ベンチャー買収で、成長し続ける5大テック企業
――かつては自前主義だった日本の大企業も、近年新技術を求めて、スタートアップへの投資を積極的に行うようになりました。シリコンバレーにCVC(コーポレート・ベンチャー・キャピタル)の拠点を置く企業も増えています。この流れをどのように見ていますか。
大企業がベンチャーと組むのは、歴史の必然です。米国の株式時価総額ランキングトップ10のうち、アップル、アルファベット(グーグル)、フェイスブック、アマゾン、マイクロソフトと、5社は45年前にはなかった企業です。では、これらの会社はどうやって成長してきたのか。それはスタートアップの買収です。たとえばユーチューブはグーグルが買って大きくなった。つまりテック系のベンチャーがスタートアップを買うことで成長を遂げてきたわけです。

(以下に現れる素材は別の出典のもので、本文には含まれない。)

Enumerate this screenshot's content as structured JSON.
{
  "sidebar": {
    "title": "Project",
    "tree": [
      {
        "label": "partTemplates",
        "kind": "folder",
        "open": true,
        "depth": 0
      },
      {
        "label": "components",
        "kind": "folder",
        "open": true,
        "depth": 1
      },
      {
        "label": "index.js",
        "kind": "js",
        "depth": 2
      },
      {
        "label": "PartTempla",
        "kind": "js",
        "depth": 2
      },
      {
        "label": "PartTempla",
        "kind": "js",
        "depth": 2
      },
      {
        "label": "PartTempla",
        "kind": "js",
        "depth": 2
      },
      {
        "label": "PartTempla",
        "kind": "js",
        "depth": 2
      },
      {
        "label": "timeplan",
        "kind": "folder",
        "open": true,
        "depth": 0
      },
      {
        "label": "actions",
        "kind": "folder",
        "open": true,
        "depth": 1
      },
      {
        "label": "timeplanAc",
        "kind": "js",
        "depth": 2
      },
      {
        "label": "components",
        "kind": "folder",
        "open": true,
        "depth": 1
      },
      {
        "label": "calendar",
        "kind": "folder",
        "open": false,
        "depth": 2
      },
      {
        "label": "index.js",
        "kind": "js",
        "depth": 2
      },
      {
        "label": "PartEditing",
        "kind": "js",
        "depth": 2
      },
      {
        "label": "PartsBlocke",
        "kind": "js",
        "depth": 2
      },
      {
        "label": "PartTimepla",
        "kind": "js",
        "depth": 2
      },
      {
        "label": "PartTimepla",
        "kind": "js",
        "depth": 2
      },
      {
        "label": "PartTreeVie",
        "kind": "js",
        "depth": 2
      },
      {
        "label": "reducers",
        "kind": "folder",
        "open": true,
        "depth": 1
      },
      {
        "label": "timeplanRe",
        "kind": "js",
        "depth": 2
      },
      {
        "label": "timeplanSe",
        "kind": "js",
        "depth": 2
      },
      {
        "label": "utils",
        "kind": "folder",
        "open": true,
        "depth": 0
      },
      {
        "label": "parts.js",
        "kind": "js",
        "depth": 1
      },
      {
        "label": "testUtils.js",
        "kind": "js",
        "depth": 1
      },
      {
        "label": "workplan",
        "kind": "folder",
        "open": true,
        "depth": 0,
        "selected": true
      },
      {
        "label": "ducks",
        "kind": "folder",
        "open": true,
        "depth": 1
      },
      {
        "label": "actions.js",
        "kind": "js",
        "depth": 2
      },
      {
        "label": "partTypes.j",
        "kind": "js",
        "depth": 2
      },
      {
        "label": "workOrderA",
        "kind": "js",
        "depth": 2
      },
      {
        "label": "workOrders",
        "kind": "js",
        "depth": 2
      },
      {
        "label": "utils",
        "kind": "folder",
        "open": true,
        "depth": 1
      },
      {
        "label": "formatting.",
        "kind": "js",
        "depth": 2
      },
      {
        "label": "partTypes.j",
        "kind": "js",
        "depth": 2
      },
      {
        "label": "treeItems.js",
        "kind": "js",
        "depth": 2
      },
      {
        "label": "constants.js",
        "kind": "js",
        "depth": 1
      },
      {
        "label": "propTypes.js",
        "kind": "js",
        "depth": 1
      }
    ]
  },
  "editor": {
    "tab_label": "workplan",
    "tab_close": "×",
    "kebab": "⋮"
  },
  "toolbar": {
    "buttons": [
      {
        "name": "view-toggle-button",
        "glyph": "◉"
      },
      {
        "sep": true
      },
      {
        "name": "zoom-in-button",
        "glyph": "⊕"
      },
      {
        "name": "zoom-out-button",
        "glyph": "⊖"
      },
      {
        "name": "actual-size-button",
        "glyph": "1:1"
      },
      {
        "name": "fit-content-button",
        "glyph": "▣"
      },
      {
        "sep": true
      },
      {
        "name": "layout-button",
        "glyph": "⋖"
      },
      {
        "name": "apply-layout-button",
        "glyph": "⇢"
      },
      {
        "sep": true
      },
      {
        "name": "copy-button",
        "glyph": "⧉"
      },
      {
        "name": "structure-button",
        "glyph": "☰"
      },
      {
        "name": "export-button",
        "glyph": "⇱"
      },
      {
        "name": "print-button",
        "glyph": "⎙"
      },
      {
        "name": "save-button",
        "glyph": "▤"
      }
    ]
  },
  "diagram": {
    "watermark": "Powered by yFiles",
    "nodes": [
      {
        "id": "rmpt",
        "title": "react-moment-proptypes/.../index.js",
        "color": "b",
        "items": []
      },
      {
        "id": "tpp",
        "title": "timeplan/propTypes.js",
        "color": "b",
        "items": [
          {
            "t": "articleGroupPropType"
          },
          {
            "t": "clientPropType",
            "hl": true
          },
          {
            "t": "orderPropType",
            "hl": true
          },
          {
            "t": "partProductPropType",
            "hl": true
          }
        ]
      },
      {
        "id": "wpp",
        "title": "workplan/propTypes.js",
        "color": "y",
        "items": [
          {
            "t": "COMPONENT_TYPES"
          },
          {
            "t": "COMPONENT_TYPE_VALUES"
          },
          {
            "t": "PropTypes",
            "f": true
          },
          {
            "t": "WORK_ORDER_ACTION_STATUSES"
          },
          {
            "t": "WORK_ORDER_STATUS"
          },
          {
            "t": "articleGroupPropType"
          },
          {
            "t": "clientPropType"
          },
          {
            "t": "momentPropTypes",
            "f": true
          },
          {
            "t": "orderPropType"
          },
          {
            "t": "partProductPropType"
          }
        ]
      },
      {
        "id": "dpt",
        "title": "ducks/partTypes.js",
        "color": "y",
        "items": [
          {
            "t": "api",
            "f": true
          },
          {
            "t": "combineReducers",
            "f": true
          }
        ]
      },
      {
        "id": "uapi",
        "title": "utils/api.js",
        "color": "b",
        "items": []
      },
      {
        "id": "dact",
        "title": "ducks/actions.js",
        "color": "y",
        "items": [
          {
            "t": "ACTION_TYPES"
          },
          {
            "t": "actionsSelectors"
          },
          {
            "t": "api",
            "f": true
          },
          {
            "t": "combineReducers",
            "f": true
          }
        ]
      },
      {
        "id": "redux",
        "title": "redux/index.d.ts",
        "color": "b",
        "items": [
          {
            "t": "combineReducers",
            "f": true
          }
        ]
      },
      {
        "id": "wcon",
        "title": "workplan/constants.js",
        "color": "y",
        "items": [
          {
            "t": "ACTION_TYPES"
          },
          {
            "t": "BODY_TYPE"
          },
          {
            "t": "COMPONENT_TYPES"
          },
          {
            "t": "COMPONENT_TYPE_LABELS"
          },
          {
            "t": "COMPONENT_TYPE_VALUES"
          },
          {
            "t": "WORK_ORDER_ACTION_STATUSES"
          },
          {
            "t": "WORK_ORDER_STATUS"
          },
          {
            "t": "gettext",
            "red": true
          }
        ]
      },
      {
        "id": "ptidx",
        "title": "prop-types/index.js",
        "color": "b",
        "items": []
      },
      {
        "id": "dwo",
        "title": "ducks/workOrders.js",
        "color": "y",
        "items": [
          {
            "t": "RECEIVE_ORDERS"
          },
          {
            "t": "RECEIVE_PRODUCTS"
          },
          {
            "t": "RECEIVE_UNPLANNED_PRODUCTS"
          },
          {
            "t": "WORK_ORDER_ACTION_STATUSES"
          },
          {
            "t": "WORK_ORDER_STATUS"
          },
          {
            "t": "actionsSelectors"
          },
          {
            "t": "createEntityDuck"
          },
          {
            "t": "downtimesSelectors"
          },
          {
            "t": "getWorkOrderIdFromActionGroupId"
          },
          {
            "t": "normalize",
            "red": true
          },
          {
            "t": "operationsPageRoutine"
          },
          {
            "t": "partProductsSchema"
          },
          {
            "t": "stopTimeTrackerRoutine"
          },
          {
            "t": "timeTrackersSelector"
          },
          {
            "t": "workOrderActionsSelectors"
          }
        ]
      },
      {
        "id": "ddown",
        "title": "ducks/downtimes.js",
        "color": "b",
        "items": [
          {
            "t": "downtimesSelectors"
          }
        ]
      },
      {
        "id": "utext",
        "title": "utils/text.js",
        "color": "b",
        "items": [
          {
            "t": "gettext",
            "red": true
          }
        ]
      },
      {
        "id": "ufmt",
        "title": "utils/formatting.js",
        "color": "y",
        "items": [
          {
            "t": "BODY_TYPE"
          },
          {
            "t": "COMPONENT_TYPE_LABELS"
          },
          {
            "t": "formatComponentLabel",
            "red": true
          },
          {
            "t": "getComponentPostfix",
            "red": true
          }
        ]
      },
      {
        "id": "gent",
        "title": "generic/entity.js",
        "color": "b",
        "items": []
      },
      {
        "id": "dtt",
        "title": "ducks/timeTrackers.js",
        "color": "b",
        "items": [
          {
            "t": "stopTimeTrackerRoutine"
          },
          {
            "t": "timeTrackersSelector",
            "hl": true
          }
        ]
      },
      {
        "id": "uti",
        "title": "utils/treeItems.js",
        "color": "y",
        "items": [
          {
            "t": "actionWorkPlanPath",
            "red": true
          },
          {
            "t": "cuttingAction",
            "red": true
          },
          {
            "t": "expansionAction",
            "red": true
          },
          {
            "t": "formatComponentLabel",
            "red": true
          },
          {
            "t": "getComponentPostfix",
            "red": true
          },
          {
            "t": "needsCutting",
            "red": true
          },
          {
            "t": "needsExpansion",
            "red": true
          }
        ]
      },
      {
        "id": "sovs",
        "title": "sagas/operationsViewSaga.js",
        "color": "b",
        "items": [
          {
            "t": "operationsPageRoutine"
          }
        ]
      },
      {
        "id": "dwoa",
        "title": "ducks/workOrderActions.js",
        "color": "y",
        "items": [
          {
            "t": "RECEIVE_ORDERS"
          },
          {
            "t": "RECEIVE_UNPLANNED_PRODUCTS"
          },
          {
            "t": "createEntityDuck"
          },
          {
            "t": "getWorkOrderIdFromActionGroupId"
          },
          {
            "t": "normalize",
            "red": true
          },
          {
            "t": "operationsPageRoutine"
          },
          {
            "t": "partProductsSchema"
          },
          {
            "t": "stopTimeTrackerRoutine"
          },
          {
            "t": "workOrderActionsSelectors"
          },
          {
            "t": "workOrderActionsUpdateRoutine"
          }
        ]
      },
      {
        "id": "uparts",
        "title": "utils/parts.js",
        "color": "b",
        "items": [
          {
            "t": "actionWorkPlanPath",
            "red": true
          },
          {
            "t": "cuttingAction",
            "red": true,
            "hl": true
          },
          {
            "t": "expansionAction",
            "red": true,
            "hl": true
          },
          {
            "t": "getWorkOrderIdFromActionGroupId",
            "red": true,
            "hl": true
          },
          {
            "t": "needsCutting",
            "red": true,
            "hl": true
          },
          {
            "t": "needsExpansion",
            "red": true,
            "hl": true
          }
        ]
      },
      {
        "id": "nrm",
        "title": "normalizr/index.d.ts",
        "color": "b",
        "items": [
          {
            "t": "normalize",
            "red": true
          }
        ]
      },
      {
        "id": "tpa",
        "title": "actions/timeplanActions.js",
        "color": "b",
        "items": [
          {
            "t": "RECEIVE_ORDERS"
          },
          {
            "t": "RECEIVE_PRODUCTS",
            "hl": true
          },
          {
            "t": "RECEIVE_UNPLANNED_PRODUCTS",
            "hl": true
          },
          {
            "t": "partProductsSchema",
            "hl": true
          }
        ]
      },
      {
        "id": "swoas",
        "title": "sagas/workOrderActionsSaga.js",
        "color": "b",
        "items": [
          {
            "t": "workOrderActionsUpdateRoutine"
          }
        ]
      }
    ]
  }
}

大企業とベンチャーがサービスを競う 新興企業との協業や買収で新サービスを拡大する欧米企業。フォードはMotivateと提携し、自転車シェアサービスの展開を進める(上)。また、通勤乗り合いバスのChariotも買収(下右)。Uberは「JUMP Bikes」を買収した(下左)。ボルボと自動運転の開発も進める(下中)。
この動きは、ベンチャーだけのものではありません。たとえば米国の製造業でシンボル的な存在であるGMは、27歳の若者がつくった自動運転の会社を約1000億円で買いました。また、ユニリーバも、ひげ剃りのEコマースの会社を約1000億円で買った。テック系ベンチャーのやり方を見て、アメリカやヨーロッパの既存の大企業もやり方を変えたのです。